Sejak masuk kuliah, saya terinspirasi untuk selalu membaca. Itu hal lain. Dulu saya rajin beli buku di pasar Minggu. Kami menyebutnya ahadhân. Lapak-lapak lesehan. Buku umum seperti kamus, rumus matematika, novel populer karya Fredy S. dan buku lain yang sebenarnya tidak dibutuhkan. Tak masuk mata pelajaran atau suplemen kecuali kamus dan rumus. Pada masa kuliah ini saya menemukan tempat untuk mengeksplorasi ilmu. Saya lebih giat lagi. Tiga buku seminggu. Seingat saya. Ternyata, bisa. Mau apa lagi. Sebagian besar waktu kosong. Kecuali, tentunya, saat mengajar pagi hari.

Tentu tidak semua dibaca dimengerti. Teori jejak. Itu yang saya pegang. Memori yang tersembunyi sekalipun akan muncul kepermukaan jika ada pemantiknya. Seperti menimbun kata-kata, pernyataan-pernyataan, dan pemahaman yang tertunda. Selain fakta bahwa satu buku mendukung dan berkait-kelindan dengan buku yang lain. Asal, tentu saja masih dalam satu frame. Satu bingkai.

Oh ya. Ada lagi. Sosok Pak Suro. Dosen saya yang masih S1. Hampir semua.
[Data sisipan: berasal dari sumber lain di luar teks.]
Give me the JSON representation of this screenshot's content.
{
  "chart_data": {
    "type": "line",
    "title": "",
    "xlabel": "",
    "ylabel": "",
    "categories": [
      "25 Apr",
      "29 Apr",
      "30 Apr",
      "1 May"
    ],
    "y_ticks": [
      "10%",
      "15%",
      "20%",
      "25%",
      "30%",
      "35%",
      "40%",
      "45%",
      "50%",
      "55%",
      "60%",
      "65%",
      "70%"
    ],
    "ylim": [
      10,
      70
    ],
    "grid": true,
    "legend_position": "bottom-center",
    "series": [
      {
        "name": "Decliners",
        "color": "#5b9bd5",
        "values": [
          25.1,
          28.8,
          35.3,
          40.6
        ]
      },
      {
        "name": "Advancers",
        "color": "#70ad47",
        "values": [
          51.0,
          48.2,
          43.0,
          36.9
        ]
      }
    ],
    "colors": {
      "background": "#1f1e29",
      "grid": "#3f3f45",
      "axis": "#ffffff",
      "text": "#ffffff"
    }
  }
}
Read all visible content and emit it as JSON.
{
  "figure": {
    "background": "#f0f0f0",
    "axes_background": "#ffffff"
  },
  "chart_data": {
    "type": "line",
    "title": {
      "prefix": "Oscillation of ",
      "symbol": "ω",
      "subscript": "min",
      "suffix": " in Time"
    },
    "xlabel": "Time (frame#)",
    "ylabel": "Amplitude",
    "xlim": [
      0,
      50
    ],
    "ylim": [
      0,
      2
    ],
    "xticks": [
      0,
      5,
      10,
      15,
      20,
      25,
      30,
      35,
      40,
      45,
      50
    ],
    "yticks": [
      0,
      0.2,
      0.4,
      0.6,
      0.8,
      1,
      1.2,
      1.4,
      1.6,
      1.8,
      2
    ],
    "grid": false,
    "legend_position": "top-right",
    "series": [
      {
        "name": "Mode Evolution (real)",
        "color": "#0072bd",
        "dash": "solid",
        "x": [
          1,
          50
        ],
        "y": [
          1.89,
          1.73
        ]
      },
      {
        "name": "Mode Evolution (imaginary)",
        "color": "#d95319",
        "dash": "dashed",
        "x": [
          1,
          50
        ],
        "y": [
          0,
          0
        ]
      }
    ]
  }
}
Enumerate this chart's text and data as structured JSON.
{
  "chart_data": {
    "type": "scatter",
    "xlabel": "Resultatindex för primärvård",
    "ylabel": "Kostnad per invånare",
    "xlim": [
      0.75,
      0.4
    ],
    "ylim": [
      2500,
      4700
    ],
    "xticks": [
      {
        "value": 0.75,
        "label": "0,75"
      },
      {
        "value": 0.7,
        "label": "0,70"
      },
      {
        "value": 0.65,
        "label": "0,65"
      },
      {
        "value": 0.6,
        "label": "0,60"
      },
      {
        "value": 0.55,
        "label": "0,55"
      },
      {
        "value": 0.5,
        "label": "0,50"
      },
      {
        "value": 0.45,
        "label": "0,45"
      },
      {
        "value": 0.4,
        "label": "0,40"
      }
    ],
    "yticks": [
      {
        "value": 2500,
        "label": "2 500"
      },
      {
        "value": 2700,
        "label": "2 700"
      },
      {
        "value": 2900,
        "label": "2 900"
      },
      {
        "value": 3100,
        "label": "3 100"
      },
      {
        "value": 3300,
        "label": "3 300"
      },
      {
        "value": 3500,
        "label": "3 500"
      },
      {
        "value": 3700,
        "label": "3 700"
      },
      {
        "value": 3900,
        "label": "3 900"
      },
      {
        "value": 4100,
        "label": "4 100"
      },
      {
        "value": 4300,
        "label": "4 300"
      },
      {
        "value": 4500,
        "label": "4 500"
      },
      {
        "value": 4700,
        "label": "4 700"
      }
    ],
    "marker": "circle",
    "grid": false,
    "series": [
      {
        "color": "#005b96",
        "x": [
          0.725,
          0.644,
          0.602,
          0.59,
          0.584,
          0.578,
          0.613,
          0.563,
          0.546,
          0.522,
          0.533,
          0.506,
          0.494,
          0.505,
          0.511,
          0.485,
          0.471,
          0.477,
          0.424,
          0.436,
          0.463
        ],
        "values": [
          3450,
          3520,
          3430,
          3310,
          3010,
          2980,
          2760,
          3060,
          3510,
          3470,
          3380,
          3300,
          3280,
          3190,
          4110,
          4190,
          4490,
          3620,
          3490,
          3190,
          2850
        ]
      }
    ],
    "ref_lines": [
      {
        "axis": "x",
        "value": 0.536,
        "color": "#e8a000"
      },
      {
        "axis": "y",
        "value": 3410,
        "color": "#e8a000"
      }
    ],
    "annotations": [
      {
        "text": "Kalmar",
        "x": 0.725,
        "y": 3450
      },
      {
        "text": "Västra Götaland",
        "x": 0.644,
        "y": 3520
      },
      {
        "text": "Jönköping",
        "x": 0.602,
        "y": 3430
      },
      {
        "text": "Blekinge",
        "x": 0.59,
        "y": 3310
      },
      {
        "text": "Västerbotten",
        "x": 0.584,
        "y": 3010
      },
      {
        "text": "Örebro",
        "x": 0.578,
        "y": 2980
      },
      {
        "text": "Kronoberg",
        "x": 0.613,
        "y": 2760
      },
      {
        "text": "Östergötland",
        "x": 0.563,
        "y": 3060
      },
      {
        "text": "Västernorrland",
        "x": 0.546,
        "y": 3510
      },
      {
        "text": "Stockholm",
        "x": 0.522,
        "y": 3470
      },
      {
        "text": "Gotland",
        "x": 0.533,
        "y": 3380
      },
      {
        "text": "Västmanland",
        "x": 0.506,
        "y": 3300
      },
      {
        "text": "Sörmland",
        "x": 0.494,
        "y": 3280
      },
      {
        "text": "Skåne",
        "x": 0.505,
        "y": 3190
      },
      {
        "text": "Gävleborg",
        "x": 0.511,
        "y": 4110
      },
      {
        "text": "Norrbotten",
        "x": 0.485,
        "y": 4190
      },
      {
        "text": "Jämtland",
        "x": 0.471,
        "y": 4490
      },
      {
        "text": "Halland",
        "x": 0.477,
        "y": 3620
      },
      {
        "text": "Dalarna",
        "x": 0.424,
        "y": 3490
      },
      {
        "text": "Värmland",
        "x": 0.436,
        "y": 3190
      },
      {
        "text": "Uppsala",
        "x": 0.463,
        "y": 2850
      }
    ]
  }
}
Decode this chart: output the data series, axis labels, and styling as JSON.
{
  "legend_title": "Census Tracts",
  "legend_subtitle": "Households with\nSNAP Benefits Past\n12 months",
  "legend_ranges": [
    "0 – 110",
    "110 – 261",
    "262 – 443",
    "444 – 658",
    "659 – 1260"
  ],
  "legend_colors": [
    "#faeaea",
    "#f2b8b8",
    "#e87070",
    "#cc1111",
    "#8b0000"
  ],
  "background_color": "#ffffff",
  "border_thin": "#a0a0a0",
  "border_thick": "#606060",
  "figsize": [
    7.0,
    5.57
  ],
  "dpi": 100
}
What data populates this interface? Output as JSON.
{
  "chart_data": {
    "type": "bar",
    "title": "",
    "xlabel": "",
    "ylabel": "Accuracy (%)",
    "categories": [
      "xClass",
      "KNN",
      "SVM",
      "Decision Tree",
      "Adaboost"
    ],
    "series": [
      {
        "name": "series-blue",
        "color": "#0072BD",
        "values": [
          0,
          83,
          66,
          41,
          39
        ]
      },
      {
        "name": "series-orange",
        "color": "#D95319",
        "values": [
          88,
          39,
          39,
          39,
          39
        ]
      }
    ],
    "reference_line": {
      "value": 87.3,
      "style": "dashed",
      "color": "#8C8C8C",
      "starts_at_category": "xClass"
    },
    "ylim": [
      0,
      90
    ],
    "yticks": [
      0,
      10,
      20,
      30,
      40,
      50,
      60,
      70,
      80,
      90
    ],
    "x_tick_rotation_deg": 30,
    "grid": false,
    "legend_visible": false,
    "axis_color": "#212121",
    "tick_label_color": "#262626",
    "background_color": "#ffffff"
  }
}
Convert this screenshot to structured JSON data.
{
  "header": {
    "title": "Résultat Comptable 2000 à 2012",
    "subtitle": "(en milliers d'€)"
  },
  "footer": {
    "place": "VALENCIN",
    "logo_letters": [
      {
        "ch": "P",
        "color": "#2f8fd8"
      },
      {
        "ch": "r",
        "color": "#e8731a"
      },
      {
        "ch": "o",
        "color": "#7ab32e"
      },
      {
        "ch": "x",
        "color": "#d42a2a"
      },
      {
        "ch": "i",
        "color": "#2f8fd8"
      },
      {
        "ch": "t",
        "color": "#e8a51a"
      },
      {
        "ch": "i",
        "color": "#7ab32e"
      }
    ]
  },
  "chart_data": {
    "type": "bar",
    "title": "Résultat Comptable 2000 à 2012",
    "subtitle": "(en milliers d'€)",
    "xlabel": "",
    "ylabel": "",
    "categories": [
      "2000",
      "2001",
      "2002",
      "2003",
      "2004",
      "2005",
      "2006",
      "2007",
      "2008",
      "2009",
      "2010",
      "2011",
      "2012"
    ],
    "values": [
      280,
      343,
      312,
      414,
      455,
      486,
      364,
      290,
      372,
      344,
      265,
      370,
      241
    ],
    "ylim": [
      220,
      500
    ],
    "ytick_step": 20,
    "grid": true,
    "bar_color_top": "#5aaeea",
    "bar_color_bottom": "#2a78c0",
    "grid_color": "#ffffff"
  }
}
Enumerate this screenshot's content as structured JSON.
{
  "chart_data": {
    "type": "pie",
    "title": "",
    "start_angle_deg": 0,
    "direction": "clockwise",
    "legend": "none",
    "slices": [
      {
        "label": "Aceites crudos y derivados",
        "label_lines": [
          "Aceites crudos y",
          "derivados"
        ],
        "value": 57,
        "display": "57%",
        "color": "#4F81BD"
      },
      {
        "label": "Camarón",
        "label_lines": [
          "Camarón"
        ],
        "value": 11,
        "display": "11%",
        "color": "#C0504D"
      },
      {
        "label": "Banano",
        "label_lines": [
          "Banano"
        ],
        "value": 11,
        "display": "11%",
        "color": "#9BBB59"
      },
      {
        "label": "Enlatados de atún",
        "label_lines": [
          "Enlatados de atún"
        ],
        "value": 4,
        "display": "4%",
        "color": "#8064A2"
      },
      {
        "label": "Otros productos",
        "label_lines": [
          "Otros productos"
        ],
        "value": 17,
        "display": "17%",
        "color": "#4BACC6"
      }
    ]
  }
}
Dulu tak masalah. Pada prinsipnya saya berbeda dengan beliau. Tetap saja ada sesuatu dari beliau yang menginspirasi. Soal keburukan saya kembalikan pada Tuhan untuk menilai dan menanggapi. Atau menghukum? Yang jelas kedekatan. Seperti tak ada jarak. Mengobrol santai seperti teman. Tertawa lepas dalam gurauan. Bagusnya saya santri. Tak ada langka. Meskipun kata ini problematis. Saat di Barat mendebat guru dengan konsep yang bagus dianggap keunggulan, di sini itu tak sopan. Absurd bukan?

Satu lagi. Mokong. Dalam konteks positif. Dilakukannya semua yang dia suka. Bukan dari tekanan, bebas. Jika ingin mengkaji Madura dikumpulkannya semua buku yang mendukung. Jika ingin sesuatu dikejarnya. Tak peduli kata siapa. Ini yang saya suka. Orang lain selalu menjadi racun bahkan pemberat jalan hidup. Yang benar tapi tak jamak dibatalkan atas nama kata “Apa kata orang?”. Sopan santun yang picik, senyum yang menyimpan kebencian, ikut atas nama persahabatan terkesan mewakili satu kata. Munafik.

Narsis. Itu juga salah satunya. Ini bertolak belakang dengan saya. Paling tidak saya mencoba sedikit menirunya.

Jelas bukan? Move on, inspirasi, dan suka. Itu sebabnya. Bukan dendam. Selain tiga motif itu? Hanya Tuhan yang lebih tahu.